Power and Liberty with Gordon Wood

When

19 Oct 2023    
5:30 pm - 8:00 pm

The latter half of the 18th century in America witnessed one of the greatest eras of constitution-making in history, resulting in a document that has governed this country for over 200 years. Join us as we host Dr. Gordon Wood, America’s preeminent historian of the Revolutionary era, as we discuss ideas, debates, and innovations that resulted in this astounding document.

Where
Gerald R. Ford Presidential Museum
303 Pearl St. NW, Grand Rapids, MI 49504

When
Thursday, October 19, 2023
Private Friends of Ford Member Reception: 5:30 p.m.
Public Program: 6:30 p.m.
NOTE THE NEW START TIME!

Register HERE

Please RSVP by October 13, 2023

Reservations are accommodated on a first come, first served basis for the member reception. To best work with our caterers we will not be accepting reservations after the deadline or the day of the event. 

Lectures are free and open to the public. Since seating is limited, reservations are strongly encouraged. Lecture walk-ins will be accommodated first come, first served.

 

Gordon S. Wood is Alva O. Way University Professor Emeritus at Brown University. He received his B.A. degree from Tufts University and his Ph.D. from Harvard University. He taught at Harvard University and the University of Michigan before joining the faculty at Brown in 1969. He is the author of many works, including The Creation of the American Republic, 1776-1787 (1969), which won the Bancroft Prize and the John H. Dunning Prize in 1970, and The Radicalism of the American Revolution (1992), which won the Pulitzer Prize for History and the Ralph Waldo Emerson Prize in 1993. The Americanization of Benjamin Franklin (2004) was awarded the Julia Ward Howe Prize by the Boston Authors Club in 2005. His book Revolutionary Characters: What Made the Founders Different was published in 2006, The Purpose of the Past: Reflections on the Uses of History was published in 2008, and The Idea of America: Reflections on the Birth of the United States in 2011. His volume in the Oxford History of the United State entitled Empire of Liberty: A History of the Early Republic, 1789-1815 (2009) was given the Association of American Publishers Award for History and Biography in 2009, the American History Book Prize by the New York Historical Society for 2010, and the Society of the Cincinnati History Prize in 2010. In 2011, he was awarded a National Humanities Medal by President Obama and the Churchill Bell by Colonial Williamsburg.

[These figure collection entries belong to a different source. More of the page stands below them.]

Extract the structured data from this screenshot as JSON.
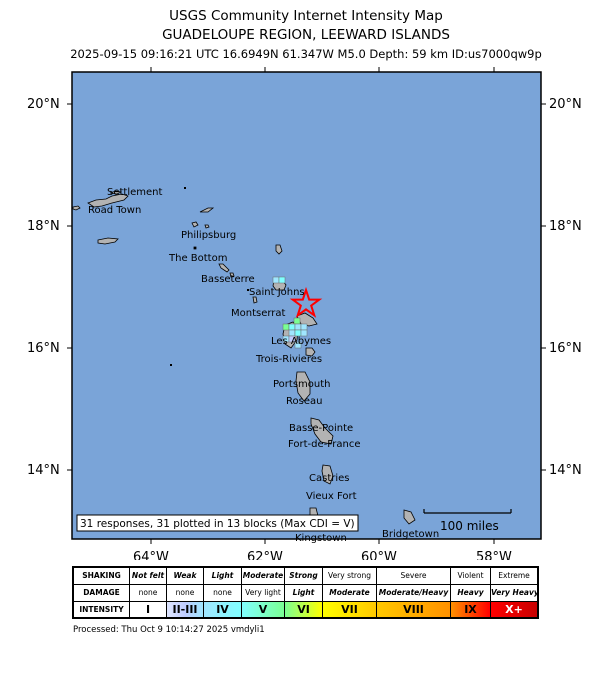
{
  "header": {
    "title": "USGS Community Internet Intensity Map",
    "region": "GUADELOUPE REGION, LEEWARD ISLANDS",
    "event_line": "2025-09-15 09:16:21 UTC 16.6949N 61.347W M5.0 Depth: 59 km ID:us7000qw9p"
  },
  "map": {
    "ocean_color": "#7aa4d8",
    "land_color": "#b3b3b3",
    "epicenter_color": "#ff0000",
    "epicenter_icon": "star-icon",
    "lat_ticks": [
      "20°N",
      "18°N",
      "16°N",
      "14°N"
    ],
    "lon_ticks": [
      "64°W",
      "62°W",
      "60°W",
      "58°W"
    ],
    "places": [
      "Settlement",
      "Road Town",
      "Philipsburg",
      "The Bottom",
      "Basseterre",
      "Saint Johns",
      "Montserrat",
      "Les Abymes",
      "Trois-Rivieres",
      "Portsmouth",
      "Roseau",
      "Basse-Pointe",
      "Fort-de-France",
      "Castries",
      "Vieux Fort",
      "Bridgetown",
      "Kingstown"
    ],
    "responses_box": "31 responses, 31 plotted in 13 blocks (Max CDI = V)",
    "scale_bar": "100 miles"
  },
  "legend": {
    "row_labels": [
      "SHAKING",
      "DAMAGE",
      "INTENSITY"
    ],
    "shaking": [
      "Not felt",
      "Weak",
      "Light",
      "Moderate",
      "Strong",
      "Very strong",
      "Severe",
      "Violent",
      "Extreme"
    ],
    "damage": [
      "none",
      "none",
      "none",
      "Very light",
      "Light",
      "Moderate",
      "Moderate/Heavy",
      "Heavy",
      "Very Heavy"
    ],
    "intensity": [
      "I",
      "II-III",
      "IV",
      "V",
      "VI",
      "VII",
      "VIII",
      "IX",
      "X+"
    ],
    "intensity_colors": [
      "#ffffff",
      "#bfccff",
      "#a0e6ff",
      "#80ffff",
      "#7aff93",
      "#ffff00",
      "#ffc800",
      "#ff9100",
      "#ff0000",
      "#c80000"
    ]
  },
  "footer": {
    "processed": "Processed: Thu Oct  9 10:14:27 2025 vmdyli1"
  }
}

In 2011 he also received the Arthur M. Schlesinger Jr. Award from the Society of American Historians. In 2012, he received an award from the John Carter Brown Library and the John F. Kennedy Medal from the Massachusetts Historical Society. In 2015, he received the Centennial Medal from the Harvard University Graduate School, and in 2016, he received the Redwood Library Medal for Contributions to American History and Culture. His most recent book is Power and Liberty: Constitutionalism in the American Revolution (2021). Professor Wood is a fellow of the American Academy of Arts and Sciences and the American Philosophical Society.